Even now, behold, my witness is in heaven, and he who testifies for me is on high. - Job 16:19
In chapter 16 of the book of Job, Job is in a terrible spot. He’s suffering greater than most of us could bear. His friends are now standing by his side condemning him for his lack of faith, his sin, and a hundred other reasons they can think of that they are certain has led to this suffering. Job finds himself family-less, friend-less, health-less, money-less, respect-less, and everything else-less. He has nothing. But he has God.
The reason Job can endure the suffering is because he knows who God is. Therefore, he knows himself. The Lord calls him blameless in chapter 1. Of course Job can’t be blameless according to the law because no one is. So how is he blameless? I think Job 16:19 tells us how. In the aftermath of the assault on his character at the hands of his friends, Job comforts himself by asserting that he has One who stand for him in heaven. While all the evidence seems contradictory, his faith tells him that God is for him, not against him – “Even now, behold, my witness is in heaven, and he who testifies for me is on high.”
Job understands the gospel of grace. In the midst of his deep suffering, when he had nothing else, when everything he’d known had been taken from him, he didn’t turn against God. He didn’t blame God. His suffering didn’t cause him to abandon his faith but rather served to strengthen it. When no one else was for him, Job looked to the heavens and saw a mighty God standing as witness to his suffering and testifying to the grace that he had poured out on him that indeed made him blameless. Job wasn’t a sinless man. No one outside of Jesus can ever attain that. But Job was a faithful man of God and that faith in the goodness and glory of God sustained him when all else was failing.

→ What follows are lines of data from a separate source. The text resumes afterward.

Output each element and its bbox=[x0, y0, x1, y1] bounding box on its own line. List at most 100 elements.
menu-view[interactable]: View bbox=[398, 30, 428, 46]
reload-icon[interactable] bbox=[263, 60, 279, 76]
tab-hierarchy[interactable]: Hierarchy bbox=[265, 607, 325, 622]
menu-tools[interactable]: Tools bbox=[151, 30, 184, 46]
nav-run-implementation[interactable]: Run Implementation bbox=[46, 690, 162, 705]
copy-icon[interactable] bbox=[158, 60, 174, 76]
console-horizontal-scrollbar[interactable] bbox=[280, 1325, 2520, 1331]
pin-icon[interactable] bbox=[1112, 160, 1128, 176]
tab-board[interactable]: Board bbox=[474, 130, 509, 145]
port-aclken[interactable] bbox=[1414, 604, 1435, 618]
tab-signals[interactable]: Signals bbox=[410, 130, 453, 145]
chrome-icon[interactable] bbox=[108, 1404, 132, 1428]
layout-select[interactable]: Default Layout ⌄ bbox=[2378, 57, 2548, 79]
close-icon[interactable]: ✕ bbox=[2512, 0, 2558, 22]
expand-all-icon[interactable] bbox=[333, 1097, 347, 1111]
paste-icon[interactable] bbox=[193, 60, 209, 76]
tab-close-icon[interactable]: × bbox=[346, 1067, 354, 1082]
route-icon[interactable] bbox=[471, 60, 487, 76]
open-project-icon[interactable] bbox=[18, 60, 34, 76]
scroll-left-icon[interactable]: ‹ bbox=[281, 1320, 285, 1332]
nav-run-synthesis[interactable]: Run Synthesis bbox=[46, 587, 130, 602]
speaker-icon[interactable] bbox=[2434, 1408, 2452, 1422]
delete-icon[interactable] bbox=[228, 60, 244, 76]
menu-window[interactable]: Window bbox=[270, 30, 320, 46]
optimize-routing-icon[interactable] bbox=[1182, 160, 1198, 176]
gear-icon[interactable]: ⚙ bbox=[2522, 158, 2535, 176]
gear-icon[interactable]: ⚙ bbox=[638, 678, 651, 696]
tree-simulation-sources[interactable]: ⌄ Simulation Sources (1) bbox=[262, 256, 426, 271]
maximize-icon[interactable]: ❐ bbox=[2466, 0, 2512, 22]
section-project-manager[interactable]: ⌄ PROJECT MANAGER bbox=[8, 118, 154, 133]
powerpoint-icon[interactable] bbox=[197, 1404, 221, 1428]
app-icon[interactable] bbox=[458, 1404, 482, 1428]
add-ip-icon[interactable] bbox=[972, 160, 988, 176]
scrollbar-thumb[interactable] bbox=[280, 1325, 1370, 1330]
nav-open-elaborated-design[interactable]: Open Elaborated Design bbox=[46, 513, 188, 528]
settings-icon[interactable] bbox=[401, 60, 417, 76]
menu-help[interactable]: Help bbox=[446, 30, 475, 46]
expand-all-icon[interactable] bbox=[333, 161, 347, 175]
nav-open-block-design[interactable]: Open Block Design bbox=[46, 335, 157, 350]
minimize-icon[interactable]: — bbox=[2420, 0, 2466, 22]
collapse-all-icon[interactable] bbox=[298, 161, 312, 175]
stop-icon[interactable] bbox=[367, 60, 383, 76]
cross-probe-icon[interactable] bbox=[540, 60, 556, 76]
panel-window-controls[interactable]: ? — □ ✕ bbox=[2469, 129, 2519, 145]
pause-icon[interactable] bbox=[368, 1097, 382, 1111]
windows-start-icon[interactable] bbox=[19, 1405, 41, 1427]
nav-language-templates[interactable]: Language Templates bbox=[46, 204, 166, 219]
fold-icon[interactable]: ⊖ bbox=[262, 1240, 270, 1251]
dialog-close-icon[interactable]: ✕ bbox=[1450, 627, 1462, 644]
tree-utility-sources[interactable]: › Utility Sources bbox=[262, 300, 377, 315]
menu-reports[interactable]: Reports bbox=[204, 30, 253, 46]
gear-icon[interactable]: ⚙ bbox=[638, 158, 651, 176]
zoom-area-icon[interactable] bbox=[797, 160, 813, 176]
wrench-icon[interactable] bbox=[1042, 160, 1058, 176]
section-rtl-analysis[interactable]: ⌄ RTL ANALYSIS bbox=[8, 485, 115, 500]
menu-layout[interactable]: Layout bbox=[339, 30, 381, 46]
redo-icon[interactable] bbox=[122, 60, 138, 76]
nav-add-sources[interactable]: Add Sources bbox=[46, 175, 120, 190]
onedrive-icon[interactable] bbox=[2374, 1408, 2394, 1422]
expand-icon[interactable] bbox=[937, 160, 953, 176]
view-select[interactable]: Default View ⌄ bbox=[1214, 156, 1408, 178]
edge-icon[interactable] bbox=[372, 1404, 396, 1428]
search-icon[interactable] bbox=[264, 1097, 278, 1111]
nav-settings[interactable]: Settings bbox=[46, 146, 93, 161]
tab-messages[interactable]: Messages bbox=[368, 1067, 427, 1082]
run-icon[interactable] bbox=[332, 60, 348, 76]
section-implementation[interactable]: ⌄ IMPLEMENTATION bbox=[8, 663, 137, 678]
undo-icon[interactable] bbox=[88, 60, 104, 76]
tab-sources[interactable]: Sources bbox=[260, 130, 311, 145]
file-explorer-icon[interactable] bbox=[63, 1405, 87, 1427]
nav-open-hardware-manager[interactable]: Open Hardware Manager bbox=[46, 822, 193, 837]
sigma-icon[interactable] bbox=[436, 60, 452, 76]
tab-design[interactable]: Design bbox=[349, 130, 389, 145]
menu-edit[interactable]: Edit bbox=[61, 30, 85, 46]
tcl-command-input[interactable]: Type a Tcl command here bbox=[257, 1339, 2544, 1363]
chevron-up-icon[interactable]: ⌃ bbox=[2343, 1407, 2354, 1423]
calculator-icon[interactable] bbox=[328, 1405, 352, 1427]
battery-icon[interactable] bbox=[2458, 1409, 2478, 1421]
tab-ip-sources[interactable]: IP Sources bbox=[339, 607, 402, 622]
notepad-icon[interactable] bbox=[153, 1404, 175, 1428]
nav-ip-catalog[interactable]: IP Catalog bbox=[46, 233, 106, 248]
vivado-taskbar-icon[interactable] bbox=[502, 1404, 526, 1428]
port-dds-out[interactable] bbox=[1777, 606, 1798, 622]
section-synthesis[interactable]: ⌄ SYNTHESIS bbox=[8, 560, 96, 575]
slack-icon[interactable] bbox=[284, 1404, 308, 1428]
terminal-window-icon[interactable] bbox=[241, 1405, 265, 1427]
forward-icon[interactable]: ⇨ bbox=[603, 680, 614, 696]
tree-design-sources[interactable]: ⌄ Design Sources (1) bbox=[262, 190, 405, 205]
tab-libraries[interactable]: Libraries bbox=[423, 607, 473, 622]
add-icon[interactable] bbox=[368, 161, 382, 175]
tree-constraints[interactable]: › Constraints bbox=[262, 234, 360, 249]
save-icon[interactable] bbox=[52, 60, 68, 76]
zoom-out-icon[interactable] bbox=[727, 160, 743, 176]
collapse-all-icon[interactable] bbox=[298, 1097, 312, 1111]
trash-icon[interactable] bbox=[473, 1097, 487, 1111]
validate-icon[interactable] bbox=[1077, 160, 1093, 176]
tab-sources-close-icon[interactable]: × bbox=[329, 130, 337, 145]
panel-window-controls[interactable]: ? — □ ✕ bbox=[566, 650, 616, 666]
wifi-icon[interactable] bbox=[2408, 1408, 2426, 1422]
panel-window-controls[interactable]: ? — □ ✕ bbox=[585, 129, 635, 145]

This verse foreshadows what all believers would later be able to claim in the person and work of Jesus. Job probably didn’t know Jesus’ name. But that doesn’t mean that Jesus wasn’t that witness in heaven. It doesn’t mean Jesus didn’t stand before the congregation in heaven and sing his praise. Jesus wasn’t ashamed to call Job his brother. Jesus is the very reason for Job’s blamelessness. The author of Hebrews affirms it for us when he says, “we have a great high priest who has passed through the heavens, Jesus, the Son of God, let us hold fast our confession. For we do not have a high priest who is unable to sympathize with our weaknesses, but one who in every respect has been tempted as we are, yet without sin. Let us then with confidence draw near to the throne of grace, that we may receive mercy and find grace in time of need.”
Let all those who suffer cling to Christ as their defender. Let all those who suffer cling to Christ as their witness. Let all those who suffer cling to Christ as their Great High Priest. He is sympathetic to our needs. He understands. When all else fails, when everything and everyone has let you down, when life is absolutely killing you, cling to Jesus and through him draw near to God. We are blameless because our Savior died on a cross to save us from our sinful guilt and gave his blamelessness to us. Job’s position in God’s sight didn’t change as he went from prosperous to destitute to prosperous again but rather stayed in his grace and found himself justified in God’s sight because of his Great High Priest. O, praise Him!